One of the biggest differences between the SAVE plan and IDR plans is that the amount of income incurring no charge, or protected income, rises from 150 percent above the federal poverty guidelines to 225 percent. Under the SAVE plan, payment also drops from 10 percent of the difference between earnings and protected income to 5 percent.

In practice, this means a single person who earns less than $32,800 a year is required to pay $0 a month. The same applies to a family of four that has an annual income less than $67,500.

On top of all that, under the SAVE plan, borrowers will see their remaining loan balances wiped out after 10 years of repayments. By comparison, it takes 20 or 25 years under IDR for borrowers to get their remaining debt canceled.

“I’m thrilled to see that in less than three months, nearly 5.5 million Americans in every community across the country are taking advantage of the SAVE Plan’s many benefits, from lower monthly payments to protection from runaway student loan interest,” U.S. Secretary of Education Miguel Cardona said in a statement on Monday, promising to “not rest” in the efforts to “make paying for college more affordable.”

Biden Plan Faces Republican Challenge

The SAVE plan is expected to cost billions in taxpayer dollars, a point Republican lawmakers have been emphasizing since the plan’s announcement.
Estimates vary widely, but one analysis by the University of Pennsylvania’s Wharton School suggests that the plan will cost about $475 billion in a span of 10 years.

“About $200 billion of that cost will come from payment reduction for the $1.64 trillion in loans already outstanding in 2023,” the analysis read.

According to the leading business school, the SAVE plan will be incentivizing college students to collectively borrow billions more dollars every year in the next decade due to the expectation that they may not have to repay the debt.

“The remainder of the budget cost, or about $275 billion, comes from reduced payments for about $1.03 trillion in new loans that we estimate will be extended over the next 10 years,” it added.

Citing Wharton’s estimates, a group of 17 Republican senators in September introduced a Congressional Review Act (CRA) resolution against the plan.
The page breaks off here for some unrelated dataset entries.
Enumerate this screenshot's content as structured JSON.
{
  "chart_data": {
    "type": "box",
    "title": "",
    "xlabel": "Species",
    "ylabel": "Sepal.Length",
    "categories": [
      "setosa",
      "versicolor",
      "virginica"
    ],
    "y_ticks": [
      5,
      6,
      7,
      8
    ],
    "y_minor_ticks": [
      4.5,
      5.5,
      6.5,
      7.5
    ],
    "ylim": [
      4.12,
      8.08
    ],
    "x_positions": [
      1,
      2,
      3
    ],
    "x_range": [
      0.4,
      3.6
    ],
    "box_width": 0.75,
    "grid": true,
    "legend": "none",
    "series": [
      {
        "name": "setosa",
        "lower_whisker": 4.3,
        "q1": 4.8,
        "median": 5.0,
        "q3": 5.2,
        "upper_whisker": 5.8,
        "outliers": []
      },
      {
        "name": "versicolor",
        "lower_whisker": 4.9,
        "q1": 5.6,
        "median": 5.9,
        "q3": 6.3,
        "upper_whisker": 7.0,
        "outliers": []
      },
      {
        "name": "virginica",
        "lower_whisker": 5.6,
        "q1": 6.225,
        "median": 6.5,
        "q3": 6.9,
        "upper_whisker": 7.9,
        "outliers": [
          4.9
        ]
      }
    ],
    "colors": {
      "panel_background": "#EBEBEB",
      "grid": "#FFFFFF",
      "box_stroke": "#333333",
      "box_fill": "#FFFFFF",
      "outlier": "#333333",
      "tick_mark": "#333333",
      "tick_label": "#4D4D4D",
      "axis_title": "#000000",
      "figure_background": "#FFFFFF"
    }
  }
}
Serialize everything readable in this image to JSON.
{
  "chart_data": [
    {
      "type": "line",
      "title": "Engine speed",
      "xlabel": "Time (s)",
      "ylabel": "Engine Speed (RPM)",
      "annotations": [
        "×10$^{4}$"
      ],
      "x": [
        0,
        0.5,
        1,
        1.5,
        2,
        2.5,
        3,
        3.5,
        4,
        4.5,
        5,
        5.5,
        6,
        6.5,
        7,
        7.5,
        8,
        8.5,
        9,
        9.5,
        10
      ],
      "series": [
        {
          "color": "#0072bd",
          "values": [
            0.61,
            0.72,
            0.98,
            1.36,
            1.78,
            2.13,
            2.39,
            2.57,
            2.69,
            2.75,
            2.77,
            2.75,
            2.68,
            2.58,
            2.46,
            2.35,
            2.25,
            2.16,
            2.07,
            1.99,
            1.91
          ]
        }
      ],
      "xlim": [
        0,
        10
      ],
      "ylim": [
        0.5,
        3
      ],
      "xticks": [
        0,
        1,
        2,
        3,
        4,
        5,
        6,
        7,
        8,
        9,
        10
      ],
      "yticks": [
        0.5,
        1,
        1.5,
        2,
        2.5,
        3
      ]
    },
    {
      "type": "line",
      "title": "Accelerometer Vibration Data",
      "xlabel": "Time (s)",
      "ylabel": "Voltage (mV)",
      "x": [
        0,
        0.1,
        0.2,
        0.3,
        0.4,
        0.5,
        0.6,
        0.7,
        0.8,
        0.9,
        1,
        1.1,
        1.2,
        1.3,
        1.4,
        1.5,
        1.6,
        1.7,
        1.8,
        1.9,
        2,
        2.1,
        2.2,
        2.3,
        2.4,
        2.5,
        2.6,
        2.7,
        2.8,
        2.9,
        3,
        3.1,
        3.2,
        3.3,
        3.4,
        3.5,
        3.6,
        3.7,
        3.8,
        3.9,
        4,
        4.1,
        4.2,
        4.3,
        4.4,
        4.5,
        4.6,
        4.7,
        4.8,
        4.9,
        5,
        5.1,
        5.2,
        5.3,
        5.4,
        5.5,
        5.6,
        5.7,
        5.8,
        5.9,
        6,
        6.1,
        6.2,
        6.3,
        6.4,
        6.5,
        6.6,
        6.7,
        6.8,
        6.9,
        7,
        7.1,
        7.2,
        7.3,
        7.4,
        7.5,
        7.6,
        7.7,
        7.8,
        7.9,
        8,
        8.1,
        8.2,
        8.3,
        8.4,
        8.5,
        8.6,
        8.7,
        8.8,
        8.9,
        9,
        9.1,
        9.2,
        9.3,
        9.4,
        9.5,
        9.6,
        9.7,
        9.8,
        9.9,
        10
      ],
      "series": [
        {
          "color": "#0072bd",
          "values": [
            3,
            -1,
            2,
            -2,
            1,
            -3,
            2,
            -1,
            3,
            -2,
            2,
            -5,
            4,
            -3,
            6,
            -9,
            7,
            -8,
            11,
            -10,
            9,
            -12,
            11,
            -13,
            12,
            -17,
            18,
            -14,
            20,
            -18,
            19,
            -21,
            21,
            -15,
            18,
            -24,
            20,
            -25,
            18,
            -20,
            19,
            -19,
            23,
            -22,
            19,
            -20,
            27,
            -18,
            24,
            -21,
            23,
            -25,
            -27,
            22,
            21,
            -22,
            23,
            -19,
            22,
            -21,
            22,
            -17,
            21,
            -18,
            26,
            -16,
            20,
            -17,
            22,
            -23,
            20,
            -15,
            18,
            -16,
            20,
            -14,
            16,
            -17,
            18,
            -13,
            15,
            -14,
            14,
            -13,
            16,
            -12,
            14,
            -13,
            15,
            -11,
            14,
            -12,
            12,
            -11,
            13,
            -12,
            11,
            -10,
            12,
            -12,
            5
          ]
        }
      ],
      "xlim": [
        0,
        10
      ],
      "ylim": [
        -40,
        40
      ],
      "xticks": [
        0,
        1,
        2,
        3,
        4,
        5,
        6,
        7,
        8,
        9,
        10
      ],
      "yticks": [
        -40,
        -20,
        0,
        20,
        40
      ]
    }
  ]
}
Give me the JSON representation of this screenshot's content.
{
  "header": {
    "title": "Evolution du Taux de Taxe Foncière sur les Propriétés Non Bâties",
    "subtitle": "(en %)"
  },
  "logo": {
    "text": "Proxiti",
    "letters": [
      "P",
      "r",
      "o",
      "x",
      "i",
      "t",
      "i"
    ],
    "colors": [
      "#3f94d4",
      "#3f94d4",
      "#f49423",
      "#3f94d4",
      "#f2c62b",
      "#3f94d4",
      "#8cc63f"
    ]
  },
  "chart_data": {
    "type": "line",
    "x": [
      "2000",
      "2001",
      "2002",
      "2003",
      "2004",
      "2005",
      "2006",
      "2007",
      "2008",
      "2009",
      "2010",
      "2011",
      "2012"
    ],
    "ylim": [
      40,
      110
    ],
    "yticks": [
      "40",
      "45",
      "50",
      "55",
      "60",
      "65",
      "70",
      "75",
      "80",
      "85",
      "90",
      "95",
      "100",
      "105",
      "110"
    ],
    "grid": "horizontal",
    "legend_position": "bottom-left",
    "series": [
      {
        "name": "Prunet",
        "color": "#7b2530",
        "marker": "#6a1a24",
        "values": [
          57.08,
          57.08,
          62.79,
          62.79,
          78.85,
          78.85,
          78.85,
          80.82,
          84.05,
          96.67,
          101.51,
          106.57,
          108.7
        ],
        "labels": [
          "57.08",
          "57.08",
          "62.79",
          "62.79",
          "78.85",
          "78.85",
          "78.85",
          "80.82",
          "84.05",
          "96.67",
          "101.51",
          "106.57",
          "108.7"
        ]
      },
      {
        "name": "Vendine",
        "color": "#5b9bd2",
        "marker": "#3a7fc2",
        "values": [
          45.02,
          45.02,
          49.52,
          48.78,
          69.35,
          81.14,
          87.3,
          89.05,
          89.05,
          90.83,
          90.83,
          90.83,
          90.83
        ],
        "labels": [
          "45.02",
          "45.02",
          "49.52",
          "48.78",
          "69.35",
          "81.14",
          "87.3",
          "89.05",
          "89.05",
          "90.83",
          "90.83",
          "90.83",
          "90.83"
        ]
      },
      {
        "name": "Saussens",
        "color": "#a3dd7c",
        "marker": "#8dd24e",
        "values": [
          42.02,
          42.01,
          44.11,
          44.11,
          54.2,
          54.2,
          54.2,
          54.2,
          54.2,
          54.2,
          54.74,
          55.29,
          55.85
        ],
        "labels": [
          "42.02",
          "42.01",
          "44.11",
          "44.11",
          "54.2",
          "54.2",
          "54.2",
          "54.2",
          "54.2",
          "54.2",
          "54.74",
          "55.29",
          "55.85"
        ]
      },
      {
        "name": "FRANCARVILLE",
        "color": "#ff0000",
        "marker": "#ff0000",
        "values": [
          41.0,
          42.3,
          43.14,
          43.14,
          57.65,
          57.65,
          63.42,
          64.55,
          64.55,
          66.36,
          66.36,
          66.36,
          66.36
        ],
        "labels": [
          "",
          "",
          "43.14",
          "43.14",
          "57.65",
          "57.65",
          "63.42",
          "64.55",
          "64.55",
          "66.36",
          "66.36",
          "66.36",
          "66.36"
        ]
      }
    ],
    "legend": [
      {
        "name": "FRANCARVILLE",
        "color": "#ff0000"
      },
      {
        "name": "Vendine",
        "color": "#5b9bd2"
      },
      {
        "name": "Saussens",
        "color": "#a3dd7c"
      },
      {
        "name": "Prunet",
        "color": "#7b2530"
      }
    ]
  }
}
A CRA resolution does not only nullify an existing rule but bans the federal agency from issuing the same rule again unless Congress later passes a new law authorizing the agency to do so.

“It’s incredibly unfair to those who never incurred student debt because they didn’t attend college in the first place or because they either worked their way through school or their family pinched pennies and planned for higher education,” said Sen. Bill Cassidy (R-La.), ranking member of Senate’s education committee.

“Our resolution protects the 87 percent of Americans who don’t have student debt and will be forced to shoulder the burden of the President’s irresponsible and unfair policy,” he added.

Sen. Cassidy is joined by Sens. John Barrasso (R-Wyo.), Mike Braun (R-Ind.), John Cornyn (R-Texas), Mike Crapo (R-Idaho), Steve Daines (R-Mont.), Joni Ernst (R-Iowa), Chuck Grassley (R-Iowa), Cindy Hyde-Smith (R-Miss.), Ron Johnson (R-Wis.), James Lankford (R-Okla.), Cynthia Lummis (R-Wyo.), Roger Marshall (R-Kan.), James Risch (R-Idaho), Tim Scott (R-S.C.), John Thune (R-S.D.), and Thom Tillis (R-N.C.).

A companion CRA resolution was introduced by Rep. Lisa McClain (R-Mich.) in the lower chamber. Both chambers are expected to vote on the Republican-led resolutions in the coming weeks.

In defense of the repayment plan, Mr. Cardona implored lawmakers seeking to undo it to speak with borrowers who are “drowning in debt.”

“We’re hearing from the American people who are drowning in debt and can’t buy a home in the economy because of college costs,” he said during a Sept. 8 interview on CNN. “Those who are vehemently opposed to it have not spoken to their constituents who are drowning, who need support, who need to make higher education more accessible.”